Hosts Dave Mizzoni and Matt Rogers pit two straight people against each other in a trivia contest to see who will become “honorarily gay as fuck” and “queen of the straights.” Each contestant is given a lifeline, or “life partner” (aka a queer celeb), to help them along. The games are cute, funny, and very gay—not to mention the final challenge, “Make! An! Entrance!”, has both straights walk the runway in the gayest way they can muster—making this a worthwhile Quibi Follow for gays and honorary gays alike. It made me smile a lot.
Reese Witherspoon narrates this nature docuseries about fierce female animals that tries way too hard to be a “different” kind of nature doc. Witherspoon’s narration sounds like she’s reading a bedtime story to a twelve-year-old, adding unneeded loaded emotional language to otherwise decent footage of animals in action. The show feels extremely out of place within Quibi’s launch-day library, and I doubt even Quibi’s target audience will make it through even the first episode. The next Planet Earth this is not.
This heartwarming docuseries follows the students at I Promise School, a public school in Akron, Ohio, supported by the LeBron James Family Foundation that aims to help at-risk children. Many of the students have experienced trauma and hardship in their lives, and the I Promise School was created to keep these kids on track to graduate. Their stories, the teachers’ stories, and even LeBron’s own story are all filled with hope and inspiration, and it’s amazing to see how the kids all thrive when given adequate resources and attention.
Murder House Flip
What happens when you mix the world’s fascination with true crime and the world’s obsession with HGTV? Murder House Flip, Quibi’s fantastic reality show/docuseries mash-up. As the title suggests, the show follows two designers, Mikel Welch and Joelle Uzyel, who “flip” (aka redecorate and slightly rebuild aspects of) various homeowners’ houses in which a person (or many people) had previously been murdered.
About a third of the show is spent telling the broad strokes of the murders, with nice illustrated animations accompanying real-life videos and photography, and the rest is dedicated to the redecoration. (My favorite little detail? The animations used to show the designers’ plans for the house are in the same style as the ones used for the murders.) This show knows exactly what it is and embraces it, and for that I respect it very much.

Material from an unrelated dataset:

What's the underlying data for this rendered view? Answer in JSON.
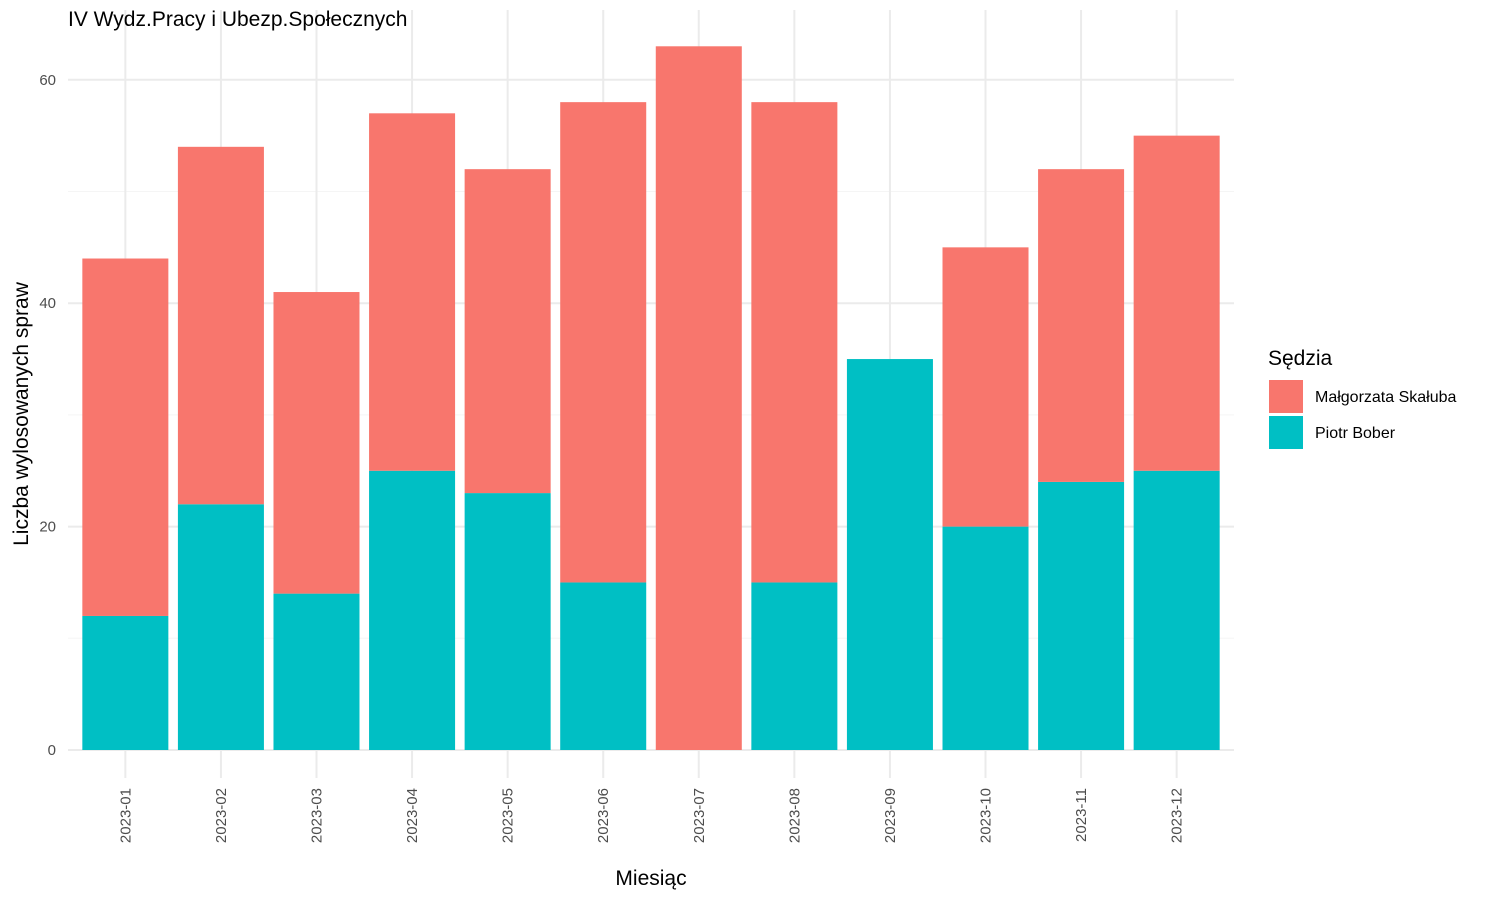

Dishmantled is a fun, simplistic cooking competition hosted by Tituss Burgess of Unbreakable Kimmy Schmidt fame. After being blasted by food cannons while blindfolded, two fledgling cooks have thirty minutes to eat, smell, and touch the blasted food before trying to re-create it. The chef who gets closest to the actual dish wins $5,000, with overall taste and presentation not factored in.
It’s quirky, it’s quick, and it perfectly fits the mold of what Quibi is all about. If you binge-watch, the show’s formulaic structure and Tituss’ energy could get old pretty quickly, but if you watch each new episode daily as Quibi intends, it’s a cute filler show.

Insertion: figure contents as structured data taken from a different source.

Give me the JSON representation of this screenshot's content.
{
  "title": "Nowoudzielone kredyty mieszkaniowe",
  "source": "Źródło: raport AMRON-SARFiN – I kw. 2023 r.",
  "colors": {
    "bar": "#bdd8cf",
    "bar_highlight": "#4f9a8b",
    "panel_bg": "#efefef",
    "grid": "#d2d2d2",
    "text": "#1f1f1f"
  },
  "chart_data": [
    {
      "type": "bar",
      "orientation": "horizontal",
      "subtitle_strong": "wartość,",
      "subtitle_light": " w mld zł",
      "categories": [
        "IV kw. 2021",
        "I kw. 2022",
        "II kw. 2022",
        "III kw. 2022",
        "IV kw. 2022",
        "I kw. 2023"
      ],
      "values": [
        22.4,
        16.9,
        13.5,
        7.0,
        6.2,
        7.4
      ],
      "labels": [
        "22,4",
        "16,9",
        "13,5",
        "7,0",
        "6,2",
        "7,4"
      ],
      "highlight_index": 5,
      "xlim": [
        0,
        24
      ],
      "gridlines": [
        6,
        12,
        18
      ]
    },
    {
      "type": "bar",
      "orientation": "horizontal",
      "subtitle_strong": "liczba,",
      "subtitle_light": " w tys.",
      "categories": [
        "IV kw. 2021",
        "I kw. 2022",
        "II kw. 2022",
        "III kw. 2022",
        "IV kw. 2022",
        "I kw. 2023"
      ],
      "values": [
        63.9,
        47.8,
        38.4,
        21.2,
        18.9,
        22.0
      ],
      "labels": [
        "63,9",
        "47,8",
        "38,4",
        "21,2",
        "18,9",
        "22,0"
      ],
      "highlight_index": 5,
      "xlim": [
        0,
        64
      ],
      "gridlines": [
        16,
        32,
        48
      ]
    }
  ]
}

In June 2017, drag queen Sasha Velour raised her wig, showering herself in rose petals, and was crowned America’s Ninth Drag Superstar on VH1’s hit reality show RuPaul’s Drag Race. In Quibi’s NightGowns, named after Sasha’s live events/queer community safe space, we follow the queen; her partner, Johnny; and the NightGowns group of drag queens and kings as they prepare for their next big performance. Whether you know nothing or everything about Sasha Velour and drag, you’ll love this behind-the-scenes look at the queen and her craft, which explores drag as art and creating a safe space for people who identify as queer, with cinematography as gorgeous as Sasha herself.